US | 1975 | Directed by Norman Jewison
Logline: In a corporate-controlled future a popular veteran in a powerful, but violent sport sets out to challenge and defy those who want him out of the game.
Based on his own short story titled "Roller Ball Murder" William Harrison provided the screenplay to the Hollywood production, one of many utopian/dystopian-style futurist science fiction movies from the early-to-mid 70s, of which A Clockwork Orange, Soylent Green, and Logan’s Run are three others baring a similar wary, but very dated vibe. Curiously Rollerball is the only one that has been remade (more on that later).
It is 2018. There are no more wars, but instead a violent indoor arena sports game, a circus-like cross between roller derby, gridiron, ice hockey, and wrestling that has the monopoly on conflict, as the world has become a global corporate state. Jonathan E. (James Caan) is the popular star of the Houston Rollerball team. He’s a ten-year veteran. But it is his flagrant Alpha male arrogance that is threatening the secret corporate purpose of the game - to expose the futility of individualism - of which Jonathan is determined to undermine, at all costs.
The head of the Energy Corporation Mr. Bartholomew (John Houseman in suitably ripe and mannered form) attempts to lure the star player away from the game with all manner of incentives and gifts, including a new trophy lover Daphne (Barbara Trentham) to replace Mackie (Pamela Hensley) who had been the replacement for his wife, Ella (Maud Adams), who had been inexplicably removed from his life by executive order. Jonathan only wants to know why he must retire … so, game on.
Like Logan’s Run, Soylent Green, and A Clockwork Orange, Rollerball sports (excuse the pun) a fascinating and compelling premise, but is let down by ill-conceived production design that fails to portray the kind of future that would likely exist in terms of technology, fashion, and industrial design (though you gotta love the movie poster design). These are movies irretrievably trapped in their own time warp, which in many ways only adds to their curious nature. They are all incredibly earnest in their thematic intent, even their subtext, but are also strangely devoid of a sense of humour. When they are humorous it is unintentional, more a result of silly, garish design.
Norman Jewison directs the Rollerball scenes with gusto, however, and much of the stunt work is solid. In fact, it was one of the very first Hollywood productions to properly credit the stunt performers. The use of classical music, in particular Bach’s brooding Toccata and Fugue in D minor, is notable, especially in the movie’s opening credit sequence, and in the movie’s nihilistic, final scene.
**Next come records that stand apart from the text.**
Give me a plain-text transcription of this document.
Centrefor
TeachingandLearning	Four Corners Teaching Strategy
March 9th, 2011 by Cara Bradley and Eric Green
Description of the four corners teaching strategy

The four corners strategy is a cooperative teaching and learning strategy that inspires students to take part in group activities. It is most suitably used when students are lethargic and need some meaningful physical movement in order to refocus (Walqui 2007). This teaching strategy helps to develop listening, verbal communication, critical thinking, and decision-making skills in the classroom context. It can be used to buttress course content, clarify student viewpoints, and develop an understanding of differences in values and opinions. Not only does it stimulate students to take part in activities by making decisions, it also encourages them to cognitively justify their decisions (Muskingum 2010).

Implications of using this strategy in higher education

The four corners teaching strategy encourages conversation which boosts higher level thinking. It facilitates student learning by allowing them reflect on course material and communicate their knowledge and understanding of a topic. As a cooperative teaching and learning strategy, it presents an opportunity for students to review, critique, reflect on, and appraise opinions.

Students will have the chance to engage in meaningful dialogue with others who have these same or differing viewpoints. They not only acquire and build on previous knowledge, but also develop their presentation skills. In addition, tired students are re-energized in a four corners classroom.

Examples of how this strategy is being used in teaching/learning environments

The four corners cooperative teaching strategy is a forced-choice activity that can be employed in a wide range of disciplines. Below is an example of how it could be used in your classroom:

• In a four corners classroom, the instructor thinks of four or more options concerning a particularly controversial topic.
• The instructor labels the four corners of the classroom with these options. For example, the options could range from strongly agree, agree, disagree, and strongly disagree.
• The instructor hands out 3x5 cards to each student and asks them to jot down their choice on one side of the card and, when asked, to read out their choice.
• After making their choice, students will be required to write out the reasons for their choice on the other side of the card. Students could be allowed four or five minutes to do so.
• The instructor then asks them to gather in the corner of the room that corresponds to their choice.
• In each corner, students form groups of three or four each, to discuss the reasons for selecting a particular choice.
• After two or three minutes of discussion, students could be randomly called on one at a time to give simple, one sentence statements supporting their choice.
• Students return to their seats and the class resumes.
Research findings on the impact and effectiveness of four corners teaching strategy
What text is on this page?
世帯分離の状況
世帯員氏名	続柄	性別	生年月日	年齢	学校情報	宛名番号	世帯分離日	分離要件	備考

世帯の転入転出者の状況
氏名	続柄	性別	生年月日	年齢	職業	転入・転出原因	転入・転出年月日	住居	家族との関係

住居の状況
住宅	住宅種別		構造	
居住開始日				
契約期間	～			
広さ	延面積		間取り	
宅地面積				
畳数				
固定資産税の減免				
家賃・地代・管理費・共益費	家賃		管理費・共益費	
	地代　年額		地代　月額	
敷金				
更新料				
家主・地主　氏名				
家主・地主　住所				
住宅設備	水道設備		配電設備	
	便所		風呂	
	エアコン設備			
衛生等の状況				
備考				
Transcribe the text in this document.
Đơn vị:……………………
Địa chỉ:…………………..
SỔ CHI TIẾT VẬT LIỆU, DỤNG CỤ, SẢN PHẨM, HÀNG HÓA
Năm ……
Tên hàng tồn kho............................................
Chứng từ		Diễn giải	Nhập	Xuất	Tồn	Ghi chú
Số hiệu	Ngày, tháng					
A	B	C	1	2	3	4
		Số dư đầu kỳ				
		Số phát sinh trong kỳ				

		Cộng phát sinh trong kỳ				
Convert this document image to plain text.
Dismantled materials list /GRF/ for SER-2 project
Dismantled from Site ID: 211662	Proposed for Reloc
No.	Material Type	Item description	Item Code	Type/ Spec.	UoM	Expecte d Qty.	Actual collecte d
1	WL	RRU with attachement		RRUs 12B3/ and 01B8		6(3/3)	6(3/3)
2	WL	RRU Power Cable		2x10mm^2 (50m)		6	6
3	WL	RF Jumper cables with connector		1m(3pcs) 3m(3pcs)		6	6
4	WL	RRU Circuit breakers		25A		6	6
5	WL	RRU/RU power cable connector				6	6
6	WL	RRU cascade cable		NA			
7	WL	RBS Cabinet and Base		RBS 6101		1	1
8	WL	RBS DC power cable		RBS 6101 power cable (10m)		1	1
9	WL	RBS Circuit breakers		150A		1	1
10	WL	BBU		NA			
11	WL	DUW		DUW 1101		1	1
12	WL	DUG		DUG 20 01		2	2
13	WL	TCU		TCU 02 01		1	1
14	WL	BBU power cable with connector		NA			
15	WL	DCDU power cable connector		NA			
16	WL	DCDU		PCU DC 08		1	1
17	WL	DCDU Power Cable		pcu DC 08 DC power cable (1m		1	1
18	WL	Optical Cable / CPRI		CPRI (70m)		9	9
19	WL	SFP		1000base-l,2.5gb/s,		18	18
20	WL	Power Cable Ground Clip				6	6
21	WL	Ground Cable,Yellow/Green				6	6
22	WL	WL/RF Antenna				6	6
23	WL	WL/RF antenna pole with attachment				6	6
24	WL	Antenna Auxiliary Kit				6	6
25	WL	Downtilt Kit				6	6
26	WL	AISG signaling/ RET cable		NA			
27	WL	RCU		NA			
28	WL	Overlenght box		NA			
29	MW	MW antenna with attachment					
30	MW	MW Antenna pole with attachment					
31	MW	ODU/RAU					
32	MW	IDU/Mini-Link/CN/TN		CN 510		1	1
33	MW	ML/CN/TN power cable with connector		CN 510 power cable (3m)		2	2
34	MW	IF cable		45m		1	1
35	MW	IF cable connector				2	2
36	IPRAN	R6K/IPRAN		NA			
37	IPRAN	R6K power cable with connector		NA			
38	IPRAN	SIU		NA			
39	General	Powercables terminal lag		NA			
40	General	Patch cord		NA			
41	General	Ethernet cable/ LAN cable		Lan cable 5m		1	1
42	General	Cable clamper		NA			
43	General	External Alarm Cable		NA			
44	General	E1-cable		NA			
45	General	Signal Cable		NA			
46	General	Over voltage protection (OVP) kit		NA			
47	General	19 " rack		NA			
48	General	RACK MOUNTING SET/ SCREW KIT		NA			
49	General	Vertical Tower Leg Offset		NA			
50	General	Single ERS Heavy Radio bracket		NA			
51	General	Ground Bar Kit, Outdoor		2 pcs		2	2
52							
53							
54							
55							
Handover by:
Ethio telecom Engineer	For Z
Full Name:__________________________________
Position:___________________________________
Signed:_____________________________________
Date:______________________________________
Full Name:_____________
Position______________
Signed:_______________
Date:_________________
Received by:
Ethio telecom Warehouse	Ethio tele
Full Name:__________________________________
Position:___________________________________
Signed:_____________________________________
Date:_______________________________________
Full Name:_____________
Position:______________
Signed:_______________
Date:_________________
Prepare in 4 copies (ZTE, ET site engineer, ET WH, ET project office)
Rollerball, with all its silly roulette and pinball collisions, ends in precisely the way you expect it to, but the journey there, though too talky for its own good as an action flick - there are only two Rollerball games actually depicted in the two-hour running time - does have a decent sense of momentum, carried by Caan’s charisma, but also his support cast, the striking Hensley and Trentham offer as much as they can, despite their thankless roles, as does Jonathan’s buddy and teammate Moonpie (John Beck), one of many who, none-too-surprisingly, sport a mo’ (sorry, it slipped out again).
Rollerball, in its day, would have been very much the kind of science fiction movie for those that don’t usually watch sf movies, particular as it was sold on its cold-blooded, visceral nature. It’s a violent movie, but tame by today’s standards. Curiously, the 2002 remake, directed by John McTiernan, was originally written as a much more powerful movie, in terms of its intellectual, socio-political content, but McTiernan decided audiences would want a bloody, all-out action flick and delivered a hard-R movie, which bombed with test audiences, resulting in a heavily re-shot and re-edited PG-rated wipeout. Ahhh, the irony.
I’m still hanging out for a remake of Solent Green and Logan’s Run, perhaps another go at Rollerball could be made; a complete overhaul in terms of design, whilst keeping the sharp socio-political edge of the original, and pushing the ultra-violence and nihilism into the extreme. Let’s face it, 2018 is just around the corner, so let’s get real.